Christopher Wood said the key segment investors should keep a tab on are the credit markets
In adversity lies opportunity. At a time when most global financial markets are grappling with coronavirus fears and the impact it may have on major economies, Christopher Wood, global head of equity strategy at Jefferies has used the recent market correction to hike China stake in his Asia Pacific ex-Japan relative-return portfolio. 

The reason, Wood gave for this move is the fact that China has started to outperform world equities since the start of February in a hope that the worst may be over in terms of virus-infected people, while concerns grow that the number of cases will surge elsewhere. 

"The MSCI China Index has risen by 4.1 per cent in US dollar terms since the beginning of February, while the MSCI AC World Index is down 4 per cent over the same period.
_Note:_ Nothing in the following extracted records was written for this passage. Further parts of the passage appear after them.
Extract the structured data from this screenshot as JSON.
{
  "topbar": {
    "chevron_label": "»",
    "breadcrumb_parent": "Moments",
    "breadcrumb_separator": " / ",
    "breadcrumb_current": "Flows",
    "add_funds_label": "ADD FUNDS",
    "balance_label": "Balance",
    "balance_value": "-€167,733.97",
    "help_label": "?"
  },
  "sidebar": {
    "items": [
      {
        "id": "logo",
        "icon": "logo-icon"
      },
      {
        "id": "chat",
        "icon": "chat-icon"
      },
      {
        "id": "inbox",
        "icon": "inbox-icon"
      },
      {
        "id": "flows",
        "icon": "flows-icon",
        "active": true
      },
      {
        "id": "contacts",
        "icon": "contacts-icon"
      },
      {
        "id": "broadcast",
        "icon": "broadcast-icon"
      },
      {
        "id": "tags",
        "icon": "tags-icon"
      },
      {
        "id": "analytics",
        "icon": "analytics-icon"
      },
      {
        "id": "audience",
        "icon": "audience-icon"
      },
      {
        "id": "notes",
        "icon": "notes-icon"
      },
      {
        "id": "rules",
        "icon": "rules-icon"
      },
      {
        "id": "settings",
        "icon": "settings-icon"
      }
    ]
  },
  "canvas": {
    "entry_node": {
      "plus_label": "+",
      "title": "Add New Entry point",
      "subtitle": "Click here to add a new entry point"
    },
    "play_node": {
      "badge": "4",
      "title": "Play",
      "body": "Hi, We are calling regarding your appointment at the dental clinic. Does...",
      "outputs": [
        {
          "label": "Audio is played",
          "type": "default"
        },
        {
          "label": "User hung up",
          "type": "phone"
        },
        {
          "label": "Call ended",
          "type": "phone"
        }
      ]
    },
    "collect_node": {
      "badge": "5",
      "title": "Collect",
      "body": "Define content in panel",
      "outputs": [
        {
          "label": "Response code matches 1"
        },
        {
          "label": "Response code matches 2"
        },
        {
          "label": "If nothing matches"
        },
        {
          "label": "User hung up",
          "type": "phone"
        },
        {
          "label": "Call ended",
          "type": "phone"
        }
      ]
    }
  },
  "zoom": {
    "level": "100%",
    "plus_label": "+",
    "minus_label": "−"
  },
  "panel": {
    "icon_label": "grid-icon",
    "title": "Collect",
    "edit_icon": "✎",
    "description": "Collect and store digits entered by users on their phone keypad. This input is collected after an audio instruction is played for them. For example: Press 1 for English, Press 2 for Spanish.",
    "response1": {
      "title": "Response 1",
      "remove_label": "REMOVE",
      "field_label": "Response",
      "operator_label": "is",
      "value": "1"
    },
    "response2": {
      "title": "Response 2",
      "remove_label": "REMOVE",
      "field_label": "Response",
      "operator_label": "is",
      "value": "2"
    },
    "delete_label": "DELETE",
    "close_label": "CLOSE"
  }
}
This market action also raises the hope, at least, that investors will look through the likely horrible first quarter Chinese data," Wood wrote in his weekly note to investors, GREED & fear.

The hike in stake in the above-mentioned portfolio will be funded by paring stakes in Korea and India. As regards India, Wood believes the Narendra Modi–led National Democratic Alliance (NDA) government, or what is known as NDA-2, seems to be prioritising the social agenda over economic issues to a far greater extent than NDA-1.
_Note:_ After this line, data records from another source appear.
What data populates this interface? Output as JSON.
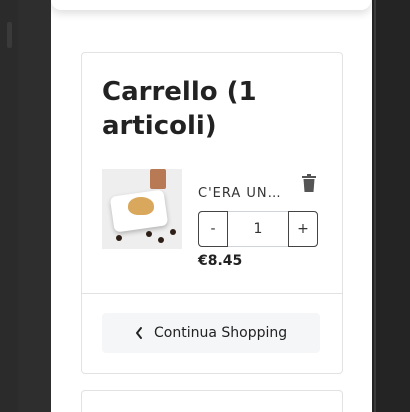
{
  "cart": {
    "title": "Carrello (1 articoli)",
    "item": {
      "name": "C'ERA UNA VOLTA",
      "quantity": "1",
      "minus_label": "-",
      "plus_label": "+",
      "price": "€8.45"
    },
    "continue_label": "Continua Shopping"
  },
  "icons": {
    "trash": "trash-icon",
    "chevron": "chevron-left-icon"
  }
}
“And the main difference between the two governments is that BJP President Amit Shah has now entered the executive branch as Home Minister. Shah and Modi go back decades in terms of Gujarat politics and their political affiliation with the Bharatiya Janata Party (BJP). Until proven otherwise, investors should assume they share the same agenda of saving, or at least preserving, the culture of the Hindu nation,” Wood wrote.

Besides, the recent economic data has also not been encouraging, which is another reason for him to pare India exposure. The latest Indian gross domestic product (GDP) data, released last Friday, still shows no clear sign of a cyclical uptick, though it is a positive that nominal GDP growth rose from a 10-year low of 6.4 per cent YoY in 2QFY20 (July-September 2019) to 7.7 per cent YoY in 3QFY20 (October-December 2019).

Credit markets

The key segment investors should keep a tab on, according to Wood, are the credit markets. This, he says, assume significance as the potential sudden collapse in economic activity triggered by the coronavirus, for example in the hospitality and transport industries, can clearly, from a cash flow perspective, make it hard for companies to service debt or refinance maturing debt. 

“And there is a lot of debt about. Global non-financial sector debt totaled $187 trillion at the end of the third quarter of 2019 (Q3-19), including $72 trillion in corporate debt, according to BIS. But perhaps more relevant from a refinancing risk standpoint, global debt, including financial sector debt, rose to a record $253 billion, or 322 per cent of GDP at the end of Q3-19, according to the Institute of International Finance,” Wood wrote.